Savannah, your heart was made to love a musician's. It was hand-crafted from the same tree that was cut down and hollowed out into a violin, a guitar, a piano. When you hear the gentle picking of guitar strings, you'll feel it resonate in your chest, calling out to it's cousin who lives in your chest and pumps blood through your veins.
Savannah, you were made with the desire to hold a musician, to soothe him, kiss his cheeks, run your fingers through his hair, and make him tea on restless nights of angry song-writing.
But Savannah, who says you're different from all the other girls who feel the same way?
I have to tell you, I have no idea how to end this letter tonight.
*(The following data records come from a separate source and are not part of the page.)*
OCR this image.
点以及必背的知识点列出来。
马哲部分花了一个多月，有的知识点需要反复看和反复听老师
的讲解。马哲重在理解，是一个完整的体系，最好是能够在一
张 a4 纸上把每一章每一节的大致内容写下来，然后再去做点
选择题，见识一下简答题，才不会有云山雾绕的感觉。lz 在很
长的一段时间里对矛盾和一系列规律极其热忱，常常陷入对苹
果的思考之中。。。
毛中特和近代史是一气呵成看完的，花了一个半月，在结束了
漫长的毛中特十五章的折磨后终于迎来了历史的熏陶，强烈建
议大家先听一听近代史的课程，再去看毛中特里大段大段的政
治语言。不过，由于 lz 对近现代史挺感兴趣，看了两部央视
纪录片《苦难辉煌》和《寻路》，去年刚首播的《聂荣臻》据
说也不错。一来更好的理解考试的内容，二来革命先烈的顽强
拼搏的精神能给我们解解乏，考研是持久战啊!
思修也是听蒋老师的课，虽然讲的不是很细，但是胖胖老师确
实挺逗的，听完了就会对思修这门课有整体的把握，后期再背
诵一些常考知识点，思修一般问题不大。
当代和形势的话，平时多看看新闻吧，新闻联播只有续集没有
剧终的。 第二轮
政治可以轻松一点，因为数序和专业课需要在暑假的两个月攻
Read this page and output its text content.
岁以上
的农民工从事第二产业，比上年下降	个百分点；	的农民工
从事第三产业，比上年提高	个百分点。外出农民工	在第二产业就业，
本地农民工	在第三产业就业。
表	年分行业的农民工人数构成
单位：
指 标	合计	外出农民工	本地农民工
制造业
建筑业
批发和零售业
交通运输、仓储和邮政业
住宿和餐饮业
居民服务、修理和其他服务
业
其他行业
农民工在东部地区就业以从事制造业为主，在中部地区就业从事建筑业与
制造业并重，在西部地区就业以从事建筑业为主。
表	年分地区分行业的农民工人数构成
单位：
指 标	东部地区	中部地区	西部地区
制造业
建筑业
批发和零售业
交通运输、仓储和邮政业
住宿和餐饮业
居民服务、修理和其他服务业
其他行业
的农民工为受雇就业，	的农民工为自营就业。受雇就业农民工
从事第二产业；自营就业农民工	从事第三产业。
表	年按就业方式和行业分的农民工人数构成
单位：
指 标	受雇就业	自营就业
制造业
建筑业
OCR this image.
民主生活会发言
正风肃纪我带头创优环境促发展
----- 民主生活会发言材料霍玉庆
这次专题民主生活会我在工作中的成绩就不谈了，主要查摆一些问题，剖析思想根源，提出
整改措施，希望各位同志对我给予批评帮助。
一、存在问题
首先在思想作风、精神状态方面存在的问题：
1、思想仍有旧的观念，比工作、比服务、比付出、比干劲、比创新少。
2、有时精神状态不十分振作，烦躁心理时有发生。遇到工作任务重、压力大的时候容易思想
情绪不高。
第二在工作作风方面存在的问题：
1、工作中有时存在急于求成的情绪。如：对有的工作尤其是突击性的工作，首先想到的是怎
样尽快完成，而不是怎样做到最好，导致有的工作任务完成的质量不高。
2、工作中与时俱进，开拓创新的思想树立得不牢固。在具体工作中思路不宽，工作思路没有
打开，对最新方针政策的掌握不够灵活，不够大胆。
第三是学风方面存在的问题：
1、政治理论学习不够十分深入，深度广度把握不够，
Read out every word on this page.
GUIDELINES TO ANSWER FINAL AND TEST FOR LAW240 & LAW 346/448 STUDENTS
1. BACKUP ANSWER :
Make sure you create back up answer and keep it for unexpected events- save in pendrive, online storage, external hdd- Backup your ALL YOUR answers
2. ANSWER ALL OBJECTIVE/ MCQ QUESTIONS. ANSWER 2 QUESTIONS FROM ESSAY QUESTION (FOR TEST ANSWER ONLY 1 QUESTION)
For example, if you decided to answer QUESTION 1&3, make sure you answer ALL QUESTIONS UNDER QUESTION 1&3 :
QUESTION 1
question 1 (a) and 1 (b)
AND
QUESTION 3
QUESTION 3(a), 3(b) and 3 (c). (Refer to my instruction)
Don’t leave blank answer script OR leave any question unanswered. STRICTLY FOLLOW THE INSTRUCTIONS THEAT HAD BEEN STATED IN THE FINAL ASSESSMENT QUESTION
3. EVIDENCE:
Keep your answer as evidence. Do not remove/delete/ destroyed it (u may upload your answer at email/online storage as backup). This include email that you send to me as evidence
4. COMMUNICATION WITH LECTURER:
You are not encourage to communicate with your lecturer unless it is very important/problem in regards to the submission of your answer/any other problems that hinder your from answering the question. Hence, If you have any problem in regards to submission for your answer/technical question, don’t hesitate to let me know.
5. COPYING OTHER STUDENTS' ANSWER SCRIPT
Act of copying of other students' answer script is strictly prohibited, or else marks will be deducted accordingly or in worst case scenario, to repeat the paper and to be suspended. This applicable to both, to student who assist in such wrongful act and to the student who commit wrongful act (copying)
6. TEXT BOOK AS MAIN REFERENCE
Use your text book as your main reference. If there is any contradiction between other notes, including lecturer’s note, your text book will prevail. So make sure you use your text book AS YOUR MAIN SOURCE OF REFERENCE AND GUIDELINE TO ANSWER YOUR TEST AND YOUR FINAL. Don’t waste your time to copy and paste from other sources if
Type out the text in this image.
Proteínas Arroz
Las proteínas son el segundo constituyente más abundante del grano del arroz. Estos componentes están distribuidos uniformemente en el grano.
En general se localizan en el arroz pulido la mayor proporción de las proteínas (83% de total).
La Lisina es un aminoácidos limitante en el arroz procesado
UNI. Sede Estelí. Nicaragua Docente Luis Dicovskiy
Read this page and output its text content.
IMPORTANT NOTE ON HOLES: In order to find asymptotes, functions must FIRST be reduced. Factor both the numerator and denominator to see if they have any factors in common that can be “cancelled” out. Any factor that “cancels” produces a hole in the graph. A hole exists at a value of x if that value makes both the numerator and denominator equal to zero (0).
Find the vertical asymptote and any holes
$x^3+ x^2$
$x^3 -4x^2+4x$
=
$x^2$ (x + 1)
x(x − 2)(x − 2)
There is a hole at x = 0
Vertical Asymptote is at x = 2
I sit here with headphones pressed to my ears, volume turned up so the bass drowns out the sound of this hungry heart of ours, sorrow thick in my throat.
Because I know that you will always be a wallflower. You will never ask for what isn't offered to you. You will break your gaze when someone stares too long into your eyes.
You've been like this for so long, I think you think that to be anything other than a wallflower is shameful, selfish. Scary.
It's scary. It is. I know it is.
I'm not altogether convinced that your heart was only made to love a musician's, though. I've started to think this is how you're meant to be for the rest of your life: quiet, meek, ashamed of taking up space.
Alone.
Maybe that's not a bad thing.
But you have to let go of this idea that God has a man picked particularly for you; that He's just waiting for you to reach some romantic potential until He has your paths intersect.
(There's more on this, but not tonight. Your heart needs a rest after this.)
Nothing is waiting for you.
Go looking, or don't bother at all.
But you are valuable, even though it's hard to see sometimes.